Ein Jahr vor dem Prozess gegen den ehemaligen SS-Obersturmbannführer Adolf Eichmann wollte Regisseur Armand Gatti mit seinem Erstlingswerk „Der Verschlag“ (Frankreich, 1960) zeigen, mit welcher psychischen Brutalität die Gefangenen gebrochen wurden. Zwei Häftlinge werden in einer Zelle eingesperrt, wer am nächsten Morgen noch lebt, kommt frei oder beide werden hingerichtet.

Der polnische Spielfilm „Korzak“ (1990, Regie: Andrzej Wajda), benannt nach dem Arzt und Pädagogen Janusz Korzak, handelt von dessen Waisenhaus im Warschauer Ghetto. Der Mediziner versuchte dort unter höchster Gefahr seine humanistischen Erziehungsmethoden umzusetzen.

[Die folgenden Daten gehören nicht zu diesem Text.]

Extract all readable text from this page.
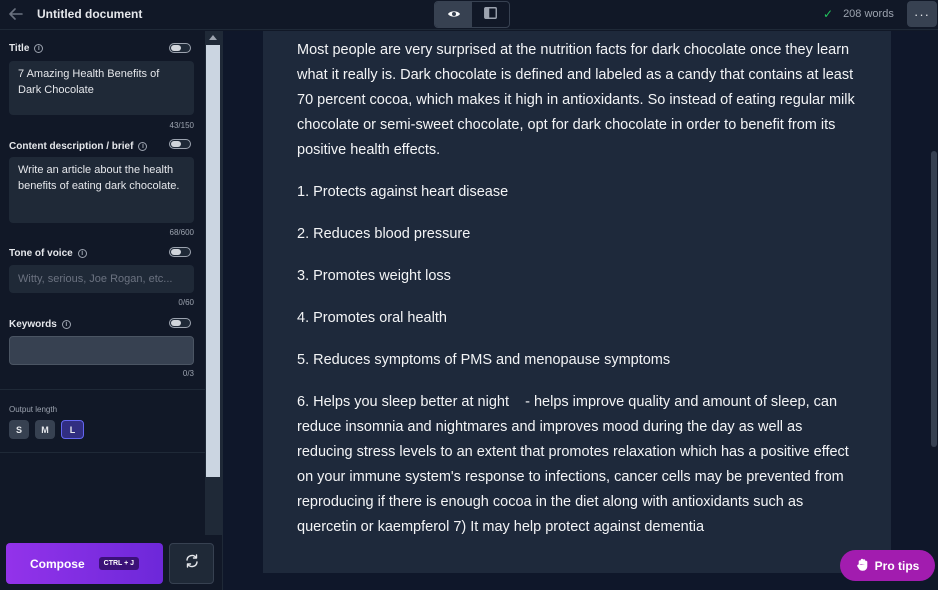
Untitled document	✓ 208 words	···
Title	i
7 Amazing Health Benefits of Dark Chocolate
43/150
Content description / brief	i
Write an article about the health benefits of eating dark chocolate.
68/600
Tone of voice	i
Witty, serious, Joe Rogan, etc...
0/60
Keywords	i
0/3
Output length
S	M	L
Compose	CTRL + J

Most people are very surprised at the nutrition facts for dark chocolate once they learn what it really is. Dark chocolate is defined and labeled as a candy that contains at least 70 percent cocoa, which makes it high in antioxidants. So instead of eating regular milk chocolate or semi-sweet chocolate, opt for dark chocolate in order to benefit from its positive health effects.

1. Protects against heart disease

2. Reduces blood pressure

3. Promotes weight loss

4. Promotes oral health

5. Reduces symptoms of PMS and menopause symptoms

6. Helps you sleep better at night    - helps improve quality and amount of sleep, can reduce insomnia and nightmares and improves mood during the day as well as reducing stress levels to an extent that promotes relaxation which has a positive effect on your immune system's response to infections, cancer cells may be prevented from reproducing if there is enough cocoa in the diet along with antioxidants such as quercetin or kaempferol 7) It may help protect against dementia

Pro tips
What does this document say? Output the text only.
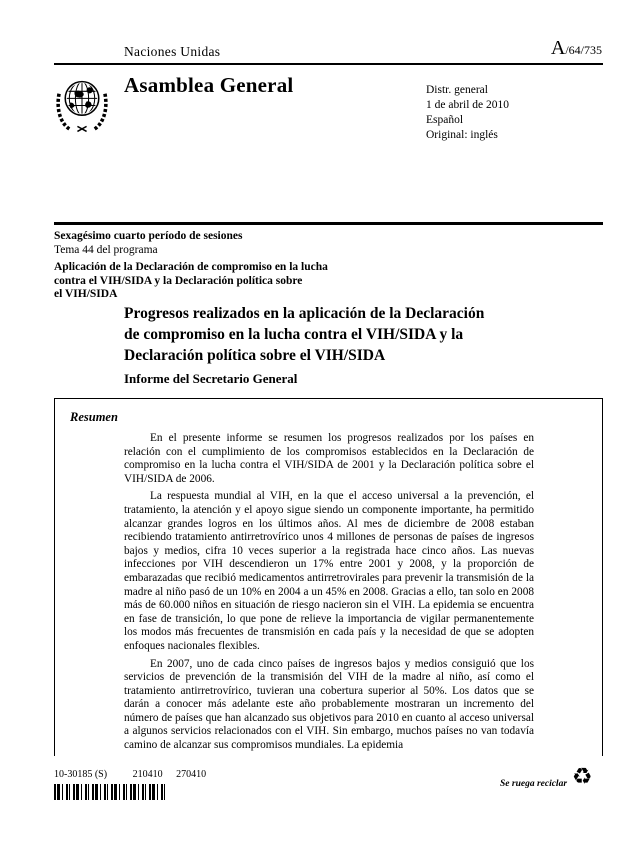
Naciones Unidas	A/64/735
Asamblea General	Distr. general
1 de abril de 2010
Español
Original: inglés
Sexagésimo cuarto período de sesiones
Tema 44 del programa
Aplicación de la Declaración de compromiso en la lucha
contra el VIH/SIDA y la Declaración política sobre
el VIH/SIDA
Progresos realizados en la aplicación de la Declaración
de compromiso en la lucha contra el VIH/SIDA y la
Declaración política sobre el VIH/SIDA
Informe del Secretario General
Resumen

En el presente informe se resumen los progresos realizados por los países en relación con el cumplimiento de los compromisos establecidos en la Declaración de compromiso en la lucha contra el VIH/SIDA de 2001 y la Declaración política sobre el VIH/SIDA de 2006.

La respuesta mundial al VIH, en la que el acceso universal a la prevención, el tratamiento, la atención y el apoyo sigue siendo un componente importante, ha permitido alcanzar grandes logros en los últimos años. Al mes de diciembre de 2008 estaban recibiendo tratamiento antirretrovírico unos 4 millones de personas de países de ingresos bajos y medios, cifra 10 veces superior a la registrada hace cinco años. Las nuevas infecciones por VIH descendieron un 17% entre 2001 y 2008, y la proporción de embarazadas que recibió medicamentos antirretrovirales para prevenir la transmisión de la madre al niño pasó de un 10% en 2004 a un 45% en 2008. Gracias a ello, tan solo en 2008 más de 60.000 niños en situación de riesgo nacieron sin el VIH. La epidemia se encuentra en fase de transición, lo que pone de relieve la importancia de vigilar permanentemente los modos más frecuentes de transmisión en cada país y la necesidad de que se adopten enfoques nacionales flexibles.

En 2007, uno de cada cinco países de ingresos bajos y medios consiguió que los servicios de prevención de la transmisión del VIH de la madre al niño, así como el tratamiento antirretrovírico, tuvieran una cobertura superior al 50%. Los datos que se darán a conocer más adelante este año probablemente mostraran un incremento del número de países que han alcanzado sus objetivos para 2010 en cuanto al acceso universal a algunos servicios relacionados con el VIH. Sin embargo, muchos países no van todavía camino de alcanzar sus compromisos mundiales. La epidemia

10-30185 (S)	210410 270410
Se ruega reciclar ♻
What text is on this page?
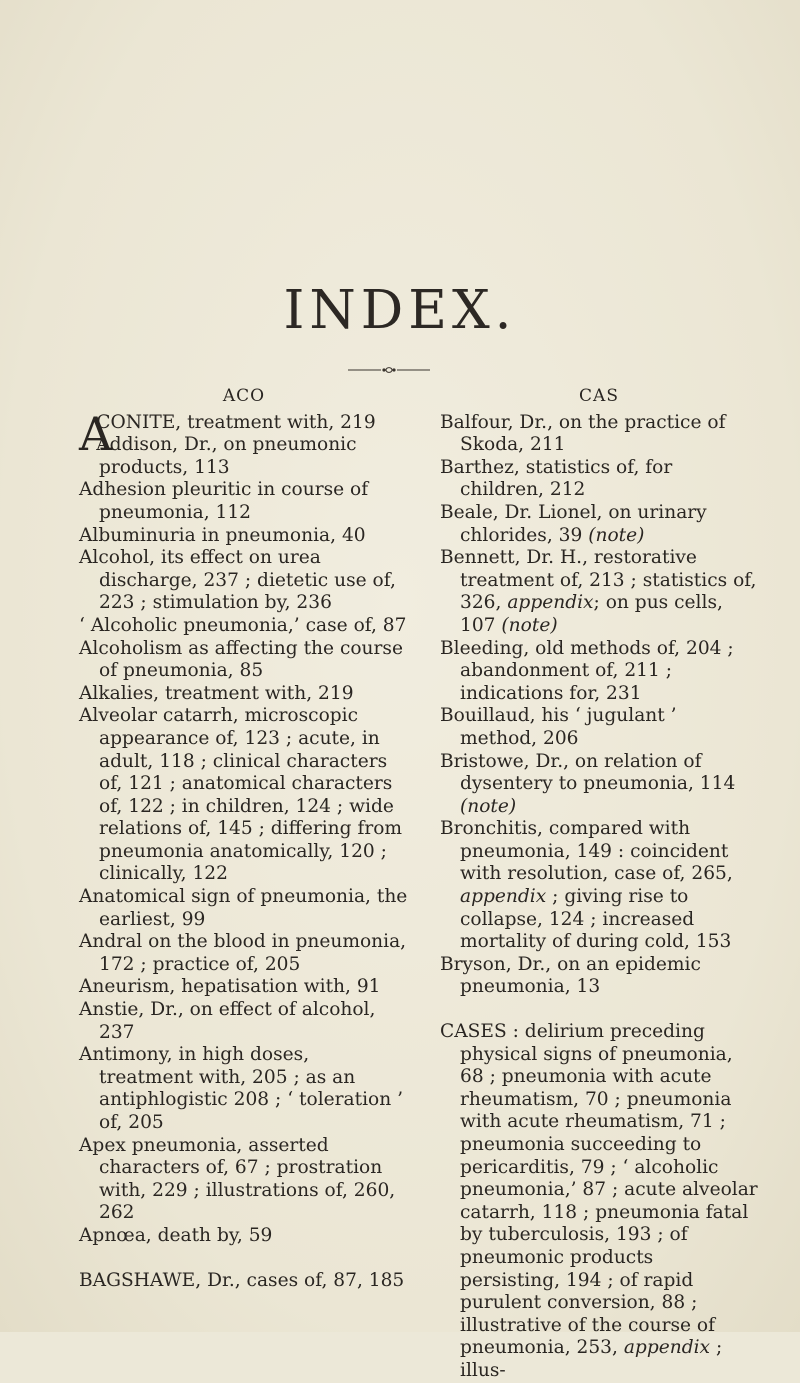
INDEX.
ACO

A
CONITE, treatment with, 219

Addison, Dr., on pneumonic products, 113

Adhesion pleuritic in course of pneumonia, 112

Albuminuria in pneumonia, 40

Alcohol, its effect on urea discharge, 237 ; dietetic use of, 223 ; stimulation by, 236

‘ Alcoholic pneumonia,’ case of, 87

Alcoholism as affecting the course of pneumonia, 85

Alkalies, treatment with, 219

Alveolar catarrh, microscopic appearance of, 123 ; acute, in adult, 118 ; clinical characters of, 121 ; anatomical characters of, 122 ; in children, 124 ; wide relations of, 145 ; differing from pneumonia anatomically, 120 ; clinically, 122

Anatomical sign of pneumonia, the earliest, 99

Andral on the blood in pneumonia, 172 ; practice of, 205

Aneurism, hepatisation with, 91

Anstie, Dr., on effect of alcohol, 237

Antimony, in high doses, treatment with, 205 ; as an antiphlogistic 208 ; ‘ toleration ’ of, 205

Apex pneumonia, asserted characters of, 67 ; prostration with, 229 ; illustrations of, 260, 262

Apnœa, death by, 59

BAGSHAWE, Dr., cases of, 87, 185

CAS

Balfour, Dr., on the practice of Skoda, 211

Barthez, statistics of, for children, 212

Beale, Dr. Lionel, on urinary chlorides, 39 (note)

Bennett, Dr. H., restorative treatment of, 213 ; statistics of, 326, appendix; on pus cells, 107 (note)

Bleeding, old methods of, 204 ; abandonment of, 211 ; indications for, 231

Bouillaud, his ‘ jugulant ’ method, 206

Bristowe, Dr., on relation of dysentery to pneumonia, 114 (note)

Bronchitis, compared with pneumonia, 149 : coincident with resolution, case of, 265, appendix ; giving rise to collapse, 124 ; increased mortality of during cold, 153

Bryson, Dr., on an epidemic pneumonia, 13

CASES : delirium preceding physical signs of pneumonia, 68 ; pneumonia with acute rheumatism, 70 ; pneumonia with acute rheumatism, 71 ; pneumonia succeeding to pericarditis, 79 ; ‘ alcoholic pneumonia,’ 87 ; acute alveolar catarrh, 118 ; pneumonia fatal by tuberculosis, 193 ; of pneumonic products persisting, 194 ; of rapid purulent conversion, 88 ; illustrative of the course of pneumonia, 253, appendix ; illus-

Die Veranstaltung vor dem Besucherzentrum ist eine Kooperation der KZ Gedenkstätte Mauthausen mit dem Institut für Zeitgeschichte der Uni Wien, Schwerpunkt Visuelle Zeit- und Kulturgeschichte. Eingeleitet werden die Filmvorführungen, die jeweils um 20 Uhr beginnen, mit einem kurzen Vortrag vom Zeitgeschichtler Frank Stern. Der Eintritt ist kostenlos.